Intolerância e discurso de ódio nas redes sociais
Enviada em 09/10/2020
Atuando em busca da liberdade de expressão, grupos revolucionários, organizados pelas redes sociais, derrubaram governos ditatoriais no Norte da África e no Oriente Médio, por intermédio de manifestações e protestos. Assim, o que ficou conhecido como “Primavera Árabe” mostra a amplitude que a liberdade de expressão ganha através das comunidades online. Contudo, essa liberdade, contemporaneamente, vem sendo usada como pretexto para a geração de discursos de ódios na web, alimentados pela intolerância. Dentre tantos fatores relevantes, destacam-se: a falta de empatia e a validação do ódio.
Em uma primeira perspectiva, é irrefutável que as declarações de ódio apresentam íntima relação com a falta de empatia, uma vez que usuários deixam de se importar com o próximo no instante em que dão voz aos seus preconceitos. Nesse sentido, segundo o sociólogo Zygmunt Bauman, em sua obra “Modernidade Líquida”, a maioria dos problemas sociais pós-modernos estão ligados ao individualismo. Depreende-se que, o excesso de individualismo resulta em uma falta de empatia. Consequentemente, levando a ocorrência de situações como a da Jornalista Maju Coutinho, que se tornou uma vítima frequente de comentários racistas nas redes sociais, feitos, em sua totalidade, por pessoas extremamente individualistas.

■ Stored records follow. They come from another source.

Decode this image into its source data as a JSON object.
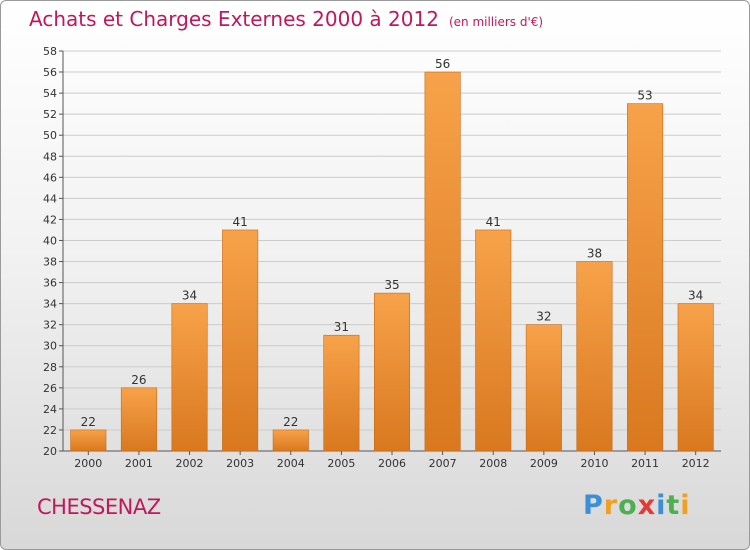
{
  "title": "Achats et Charges Externes 2000 à 2012",
  "unit": "(en milliers d'€)",
  "commune": "CHESSENAZ",
  "logo": {
    "letters": [
      "P",
      "r",
      "o",
      "x",
      "i",
      "t",
      "i"
    ],
    "colors": [
      "#3a8fd6",
      "#f0a020",
      "#4caf50",
      "#e53935",
      "#3a8fd6",
      "#4caf50",
      "#f0a020"
    ]
  },
  "colors": {
    "bar_top": "#f7a24a",
    "bar_bottom": "#d9781f",
    "text": "#c0185a",
    "grid": "#cccccc"
  },
  "chart_data": {
    "type": "bar",
    "title": "Achats et Charges Externes 2000 à 2012",
    "categories": [
      "2000",
      "2001",
      "2002",
      "2003",
      "2004",
      "2005",
      "2006",
      "2007",
      "2008",
      "2009",
      "2010",
      "2011",
      "2012"
    ],
    "values": [
      22,
      26,
      34,
      41,
      22,
      31,
      35,
      56,
      41,
      32,
      38,
      53,
      34
    ],
    "ylim": [
      20,
      58
    ],
    "yticks": [
      20,
      22,
      24,
      26,
      28,
      30,
      32,
      34,
      36,
      38,
      40,
      42,
      44,
      46,
      48,
      50,
      52,
      54,
      56,
      58
    ],
    "grid": true,
    "data_labels": true
  }
}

Em uma segunda análise, o psicanalista Contardo Calligari já dizia que nas redes sociais, é possível expressar o seu ódio, dar a ele uma dimensão pública, receber aplausos de seus amigos e se sentir, de alguma forma, validado. Seguindo essa linha de pensamento, a rede possibilita com que o usuário viva em uma “bolha social” — usando o controle de dados para que o mesmo se veja cercado por pessoas que compartilham da mesma opinião — passando uma falsa sensação de que todos validam seus julgamentos, mesmo que sejam agressivos ou preconceituosos. Nesse contexto, a validação do ódio — que ganha amplitude nas comunidades online — é algo tenebroso, podendo até mesmo influenciar indivíduos a infligirem a constituição, principalmente, por meio da prática de discursos ofensivos.
Verifica-se, então, a necessidade de combater a intolerância e o discurso de ódio na web. Para isso, faz-se imprescindível que o Ministério da Educação e da Cultura, por intermédio de minicursos, instrua os educadores — especialmente os docentes em filosofia, haja vista o conhecimento reflexivo inerente a tal curso — a elucidar em suas aulas a importância de distinguir liberdade de expressão de discurso de ódio, de modo a estimular os alunos a denunciarem a intolerância presente nas redes sociais. Assim sendo, tornar-se-á possível a construção de uma comunidade online ausentada da validação do ódio e permeada pela empatia.